We absolutely must reopen regular routes to the UK, because without them, how can we even hope to reduce the number of people making irregular, very often unsafe, journeys?
But that 'contact and consideration' approach should exist solely as a part of that system of providing and operating regular routes and safe means of transport, not as part of an ill-conceived 'security' plan 'designed' to stop people from coming (which in any case realistically cannot be done, and is not legal or even beneficial to the UK).
6) Under such a system - of safe, decent, affordable (or free) transport for people who need it - a measure which will at a stroke wipe out almost all irregular channel crossings in small boats - you will also deliver the immediate benefit of knowing who is travelling, why, and where and when they will arrive.
You will create jobs for those who were laid off under the Tory Party's deliberate and cynical prgramme to cast the entire UK asylum and immigration system into crisis - either because of its economic fundamentalist view that the government 'should not interfere' even in making sure the country can operate effectively, or in order to manufacture a 'crisis' (which was not backed at all by the numbers of people arriving) in order to make draconian, vicious and immoral attacks on ordinary men, women and children seem 'proportionate' or 'necessary', and you will create more jobs beside.

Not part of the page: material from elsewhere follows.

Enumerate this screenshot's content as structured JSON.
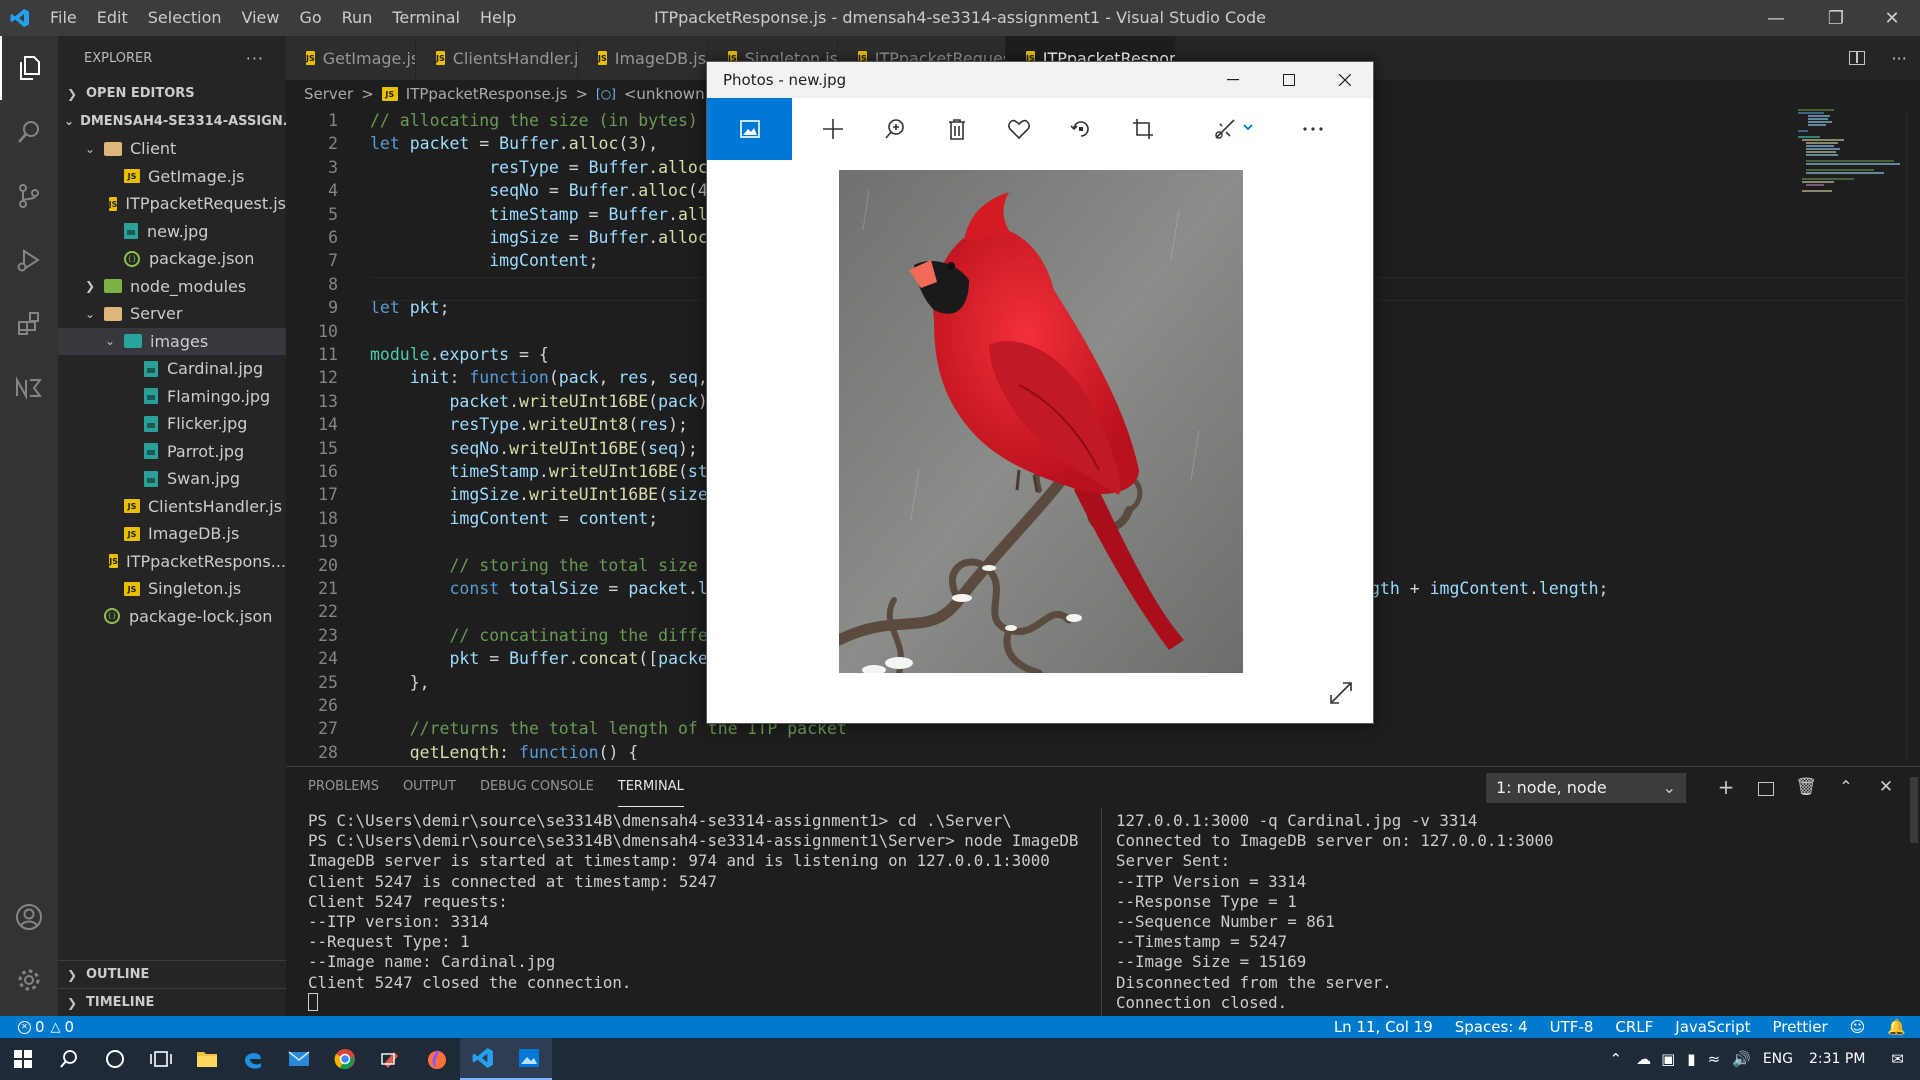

7) This - a system in which we cooperate with our international allies and partners to find and communicate with people travelling for a variety of reasons, we provide them with safe, regularly-operated, affordable (or free) transport to reach the UK, entering via monitored entry-points, and we give every person who arrives a fair opportunity to demonstrate why and whether they should be entitled to remain and contribute (whether under international refugee or any other law) - is what we believe you sincerely want: a system which operates competently, in which 'irregular arrivals' are reduced to tiny numbers, and in which men, women and children are treated with dignity and respect in a safe and fair process, operated with care as well as attention to detail.
We ask you to consider these recommendations in the sense of respect and hoped-for cooperation in which we make them. We welcome any moves towards their realisation, as well as any comments and discussion as part of the process of making this happen.